Такое мрачное раздумье нападало на старого гетмана всякий раз, когда ему нездоровилось. К тому же и из Москвы приходили тревожные вести: царь разлакомился успехами... Этою весною он уже стал пятою на берегу моря, и не сбить его оттуда... А оттуда, разохотившись, повернёт опять на Дон, поближе к этим морям, да и на Днепр, да на всю Украйну...

   — А ты, старый собака, чого дивишься! От вин загарба твою стару неньку, Украйну, и буде вона плакать на риках вавилонских... О, старый, старый собака!..

Так хандрил старый гетман, взволнованно бродя по пустым покоям гетманского дворца в Батурине, в то время когда Кочубеиха, застав свою дочь за чтением Димитрия Ростовского, заговорила о Мазепе и о том, как он когда-то крестил Мотрёньку.

   — Занедужав, кажуть, дидусь, — заметила кстати Кочубеиха.

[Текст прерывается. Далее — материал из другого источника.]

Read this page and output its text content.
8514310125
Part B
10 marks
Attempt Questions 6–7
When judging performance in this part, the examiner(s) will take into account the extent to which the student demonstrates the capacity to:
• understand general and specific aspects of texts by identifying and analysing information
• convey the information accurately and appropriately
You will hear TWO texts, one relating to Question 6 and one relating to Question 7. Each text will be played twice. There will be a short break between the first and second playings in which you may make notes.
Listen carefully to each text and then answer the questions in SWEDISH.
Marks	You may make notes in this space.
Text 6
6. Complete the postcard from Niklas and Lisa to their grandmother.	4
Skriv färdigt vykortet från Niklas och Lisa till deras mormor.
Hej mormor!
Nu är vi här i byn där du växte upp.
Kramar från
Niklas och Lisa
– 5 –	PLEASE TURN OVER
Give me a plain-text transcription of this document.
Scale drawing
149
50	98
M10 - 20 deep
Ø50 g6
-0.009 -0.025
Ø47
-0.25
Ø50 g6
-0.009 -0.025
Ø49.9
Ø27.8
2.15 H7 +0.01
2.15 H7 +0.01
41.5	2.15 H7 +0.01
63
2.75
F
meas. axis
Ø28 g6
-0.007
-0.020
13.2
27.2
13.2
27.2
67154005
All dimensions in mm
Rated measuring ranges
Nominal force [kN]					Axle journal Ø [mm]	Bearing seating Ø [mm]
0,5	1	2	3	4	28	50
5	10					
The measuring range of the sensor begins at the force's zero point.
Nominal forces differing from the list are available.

   — Хто, мамо, занедужав? — спросила Мотрёнька.

   — Та вин же, гетман.

Девушку, по-видимому, встревожили слона матери. Она давно привыкла к старику, привязалась к нему, её привлекал его светлый ум, его ласковость, а ещё более сто одиночество, которое девушке казалось таким горьким, таким достойным участия.

   — Що в его, мамо? — спросила она торопливо.

   — Та всё то ж, мабуть...

   — Та що-бо, мамочко?

   — Певне, подагра та хирагра... Чому ж бильше бути в его! Нагуляв соби... Час и в домовину...

   — Ах, мамо, мамо! Грех тоби... А вид подагры, мамо, можно вмерти?

   — Як кому... Вин уже сто лит вмирае, тай доси не вмер...

Девушка ничего не отвечала, слова матери слишком возмущали её. Но она решилась навестить больного старика, как он навещал её в монастыре, и потому оставила без возражения то, против чего в другое время она непременно бы восстала.